If you can afford the future fuel cost hikes, perhaps this is a good time to invest in a high-quality, dependable gasoline powered automobile like a Chrysler 300 or a Mazdaspeed 6. I’m guessing that if Obama’s rules are implemented as-is, in just a few years there will be a healthy market for good quality mid-90’s to mid-00’s used, “pre-government” vehicles. Of course the government will probably find a way to tax this as well.

And how will increased prices and operating expenses for trucks and vans impact the economy? Imagine the service charge for a plumber doubling in order to to pay for $5 a gallon gasoline and excise taxes on his “oversized” vehicle, or imagine the cost of having your car towed doubling or tripling. The Obama Administration says that their rules will add $1300 to the cost of every vehicle. But believe me, the price we will all pay will be many multiples of that.
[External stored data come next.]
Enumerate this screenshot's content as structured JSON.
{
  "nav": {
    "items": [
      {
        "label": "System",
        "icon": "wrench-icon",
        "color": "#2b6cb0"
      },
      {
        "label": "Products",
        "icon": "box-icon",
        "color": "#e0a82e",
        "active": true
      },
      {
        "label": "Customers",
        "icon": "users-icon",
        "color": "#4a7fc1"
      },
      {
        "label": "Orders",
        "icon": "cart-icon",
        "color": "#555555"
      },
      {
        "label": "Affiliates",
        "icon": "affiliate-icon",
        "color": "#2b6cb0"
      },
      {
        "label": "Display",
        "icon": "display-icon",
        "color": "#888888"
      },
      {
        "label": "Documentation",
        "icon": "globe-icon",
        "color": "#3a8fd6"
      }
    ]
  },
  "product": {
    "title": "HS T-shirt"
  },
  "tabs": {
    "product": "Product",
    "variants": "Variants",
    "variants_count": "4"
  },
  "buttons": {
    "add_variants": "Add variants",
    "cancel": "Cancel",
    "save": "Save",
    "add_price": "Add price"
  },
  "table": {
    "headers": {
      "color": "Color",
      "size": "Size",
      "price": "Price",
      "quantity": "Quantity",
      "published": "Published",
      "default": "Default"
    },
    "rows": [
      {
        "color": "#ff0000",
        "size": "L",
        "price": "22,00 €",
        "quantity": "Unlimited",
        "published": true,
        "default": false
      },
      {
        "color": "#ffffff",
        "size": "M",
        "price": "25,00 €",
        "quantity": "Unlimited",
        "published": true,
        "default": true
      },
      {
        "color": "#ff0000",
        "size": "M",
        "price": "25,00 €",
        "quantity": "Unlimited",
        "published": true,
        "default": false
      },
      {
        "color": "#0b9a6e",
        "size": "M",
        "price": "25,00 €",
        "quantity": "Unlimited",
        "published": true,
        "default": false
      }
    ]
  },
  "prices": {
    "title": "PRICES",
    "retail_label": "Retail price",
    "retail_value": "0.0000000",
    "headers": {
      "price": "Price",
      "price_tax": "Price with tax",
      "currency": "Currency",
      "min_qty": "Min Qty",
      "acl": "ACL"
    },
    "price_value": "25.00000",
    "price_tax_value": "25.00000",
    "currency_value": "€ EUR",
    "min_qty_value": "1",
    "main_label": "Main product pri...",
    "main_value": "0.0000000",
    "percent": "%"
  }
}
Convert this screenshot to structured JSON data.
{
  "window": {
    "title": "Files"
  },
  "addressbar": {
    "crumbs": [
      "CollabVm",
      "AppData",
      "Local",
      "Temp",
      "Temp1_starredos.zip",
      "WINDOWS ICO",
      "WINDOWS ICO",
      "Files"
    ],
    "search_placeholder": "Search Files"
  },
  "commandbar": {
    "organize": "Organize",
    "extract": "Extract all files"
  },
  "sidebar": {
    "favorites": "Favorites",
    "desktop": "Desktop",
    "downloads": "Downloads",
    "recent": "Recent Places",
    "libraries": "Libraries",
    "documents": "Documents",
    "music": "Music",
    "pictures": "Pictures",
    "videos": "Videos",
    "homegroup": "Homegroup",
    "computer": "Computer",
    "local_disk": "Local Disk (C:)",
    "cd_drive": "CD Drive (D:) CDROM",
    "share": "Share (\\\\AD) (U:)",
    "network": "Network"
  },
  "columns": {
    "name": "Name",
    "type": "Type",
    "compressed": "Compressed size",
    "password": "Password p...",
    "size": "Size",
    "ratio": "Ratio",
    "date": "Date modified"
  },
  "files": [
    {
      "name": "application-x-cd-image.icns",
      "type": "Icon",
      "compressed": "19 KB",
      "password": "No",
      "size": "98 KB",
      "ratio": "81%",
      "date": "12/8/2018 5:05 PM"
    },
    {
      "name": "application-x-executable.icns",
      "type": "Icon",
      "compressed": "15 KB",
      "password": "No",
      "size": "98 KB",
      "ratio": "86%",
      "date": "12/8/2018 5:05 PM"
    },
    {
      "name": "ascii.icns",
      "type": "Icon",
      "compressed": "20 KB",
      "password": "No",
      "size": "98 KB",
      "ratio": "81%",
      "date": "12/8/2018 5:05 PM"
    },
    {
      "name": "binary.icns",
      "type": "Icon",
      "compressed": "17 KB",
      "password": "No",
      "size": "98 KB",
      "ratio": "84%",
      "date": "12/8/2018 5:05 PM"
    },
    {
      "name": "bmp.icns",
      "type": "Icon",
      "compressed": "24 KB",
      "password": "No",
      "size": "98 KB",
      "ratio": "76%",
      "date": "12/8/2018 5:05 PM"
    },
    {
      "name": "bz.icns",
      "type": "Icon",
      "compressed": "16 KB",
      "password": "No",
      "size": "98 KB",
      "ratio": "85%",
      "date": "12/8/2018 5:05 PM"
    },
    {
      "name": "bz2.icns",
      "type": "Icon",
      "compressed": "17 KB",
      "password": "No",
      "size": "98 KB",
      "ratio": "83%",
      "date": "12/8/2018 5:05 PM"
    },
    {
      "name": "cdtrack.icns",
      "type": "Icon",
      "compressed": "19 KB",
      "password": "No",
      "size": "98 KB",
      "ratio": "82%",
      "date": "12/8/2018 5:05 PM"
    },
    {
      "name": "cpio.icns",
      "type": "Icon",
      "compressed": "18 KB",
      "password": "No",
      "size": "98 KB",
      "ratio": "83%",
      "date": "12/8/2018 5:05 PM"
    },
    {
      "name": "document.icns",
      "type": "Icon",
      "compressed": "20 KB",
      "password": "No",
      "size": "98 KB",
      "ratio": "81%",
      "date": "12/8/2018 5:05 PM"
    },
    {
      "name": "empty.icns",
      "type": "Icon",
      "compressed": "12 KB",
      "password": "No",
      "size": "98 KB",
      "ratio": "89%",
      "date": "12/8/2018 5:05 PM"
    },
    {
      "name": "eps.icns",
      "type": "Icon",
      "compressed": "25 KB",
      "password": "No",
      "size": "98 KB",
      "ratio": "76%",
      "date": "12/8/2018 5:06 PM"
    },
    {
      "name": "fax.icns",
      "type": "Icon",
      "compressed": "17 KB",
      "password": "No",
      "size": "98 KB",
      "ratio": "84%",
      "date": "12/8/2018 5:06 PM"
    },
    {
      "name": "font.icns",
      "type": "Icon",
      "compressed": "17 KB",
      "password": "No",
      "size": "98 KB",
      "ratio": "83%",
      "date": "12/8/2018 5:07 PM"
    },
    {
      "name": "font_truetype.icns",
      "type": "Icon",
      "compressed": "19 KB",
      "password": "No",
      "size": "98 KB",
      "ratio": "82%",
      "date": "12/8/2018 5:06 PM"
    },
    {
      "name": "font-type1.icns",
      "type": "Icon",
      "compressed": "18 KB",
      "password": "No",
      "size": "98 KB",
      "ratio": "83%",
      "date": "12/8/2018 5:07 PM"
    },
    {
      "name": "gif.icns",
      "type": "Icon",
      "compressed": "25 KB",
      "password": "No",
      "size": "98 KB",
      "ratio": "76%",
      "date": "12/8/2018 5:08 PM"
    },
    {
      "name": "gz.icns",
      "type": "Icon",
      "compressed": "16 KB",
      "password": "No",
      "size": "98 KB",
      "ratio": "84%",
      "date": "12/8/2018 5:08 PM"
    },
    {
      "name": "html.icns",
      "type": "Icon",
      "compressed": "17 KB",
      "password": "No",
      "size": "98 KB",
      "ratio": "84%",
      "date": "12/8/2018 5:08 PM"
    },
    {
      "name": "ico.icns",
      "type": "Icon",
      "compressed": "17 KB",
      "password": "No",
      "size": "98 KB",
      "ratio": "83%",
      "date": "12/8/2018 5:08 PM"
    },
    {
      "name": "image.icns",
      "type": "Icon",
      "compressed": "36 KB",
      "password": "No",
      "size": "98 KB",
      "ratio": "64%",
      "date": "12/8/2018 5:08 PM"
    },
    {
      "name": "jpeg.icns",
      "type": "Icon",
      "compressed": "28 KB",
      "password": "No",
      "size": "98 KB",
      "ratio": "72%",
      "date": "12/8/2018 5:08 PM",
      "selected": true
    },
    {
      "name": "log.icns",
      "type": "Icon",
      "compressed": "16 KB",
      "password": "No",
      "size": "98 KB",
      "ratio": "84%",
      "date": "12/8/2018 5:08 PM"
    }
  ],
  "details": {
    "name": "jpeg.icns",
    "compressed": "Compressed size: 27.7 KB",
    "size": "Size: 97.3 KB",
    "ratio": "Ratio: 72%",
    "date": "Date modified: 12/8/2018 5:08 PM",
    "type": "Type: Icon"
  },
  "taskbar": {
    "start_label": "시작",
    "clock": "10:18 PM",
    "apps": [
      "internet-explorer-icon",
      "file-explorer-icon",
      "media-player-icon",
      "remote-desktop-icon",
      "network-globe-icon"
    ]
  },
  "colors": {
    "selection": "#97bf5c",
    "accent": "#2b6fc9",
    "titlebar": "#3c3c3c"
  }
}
Yet there still may be some pleasant surprises in store. Even if the US plans to move away from fossil fuels, most of the rest of the world cannot afford that luxury. There is still a lot of money to be earned from oil and natural gas exploration and production, and nations that want to earn that money will continue to develop technologies necessary to improve the efficiency of fossil fuel extraction. More American technology and engineers may end up overseas, but in today’s global economy increased fossil fuel production in places like Russia and China will contribute to an overall lower world market price of fossil fuels — which in turn may provide American consumers with powerful leverage against expensive and intrusive government mandates. As long as we continue to have the freedom to vote, excessive regulation can be stopped or rescinded by the will of the people.

During the last thirty years, without major interference from the government, Detroit has managed to roughly double the fuel efficiency of gasoline engines, without major compromises in either the safety or performance of its vehicles. If it is given a fair chance, the market will respond to the needs of consumers. Even though my faith in “Government Motors” is limited at best, my faith in the ability of the American people to weigh their options and choose what is best for them — even if it goes against the will of the chattering class — still remains strong.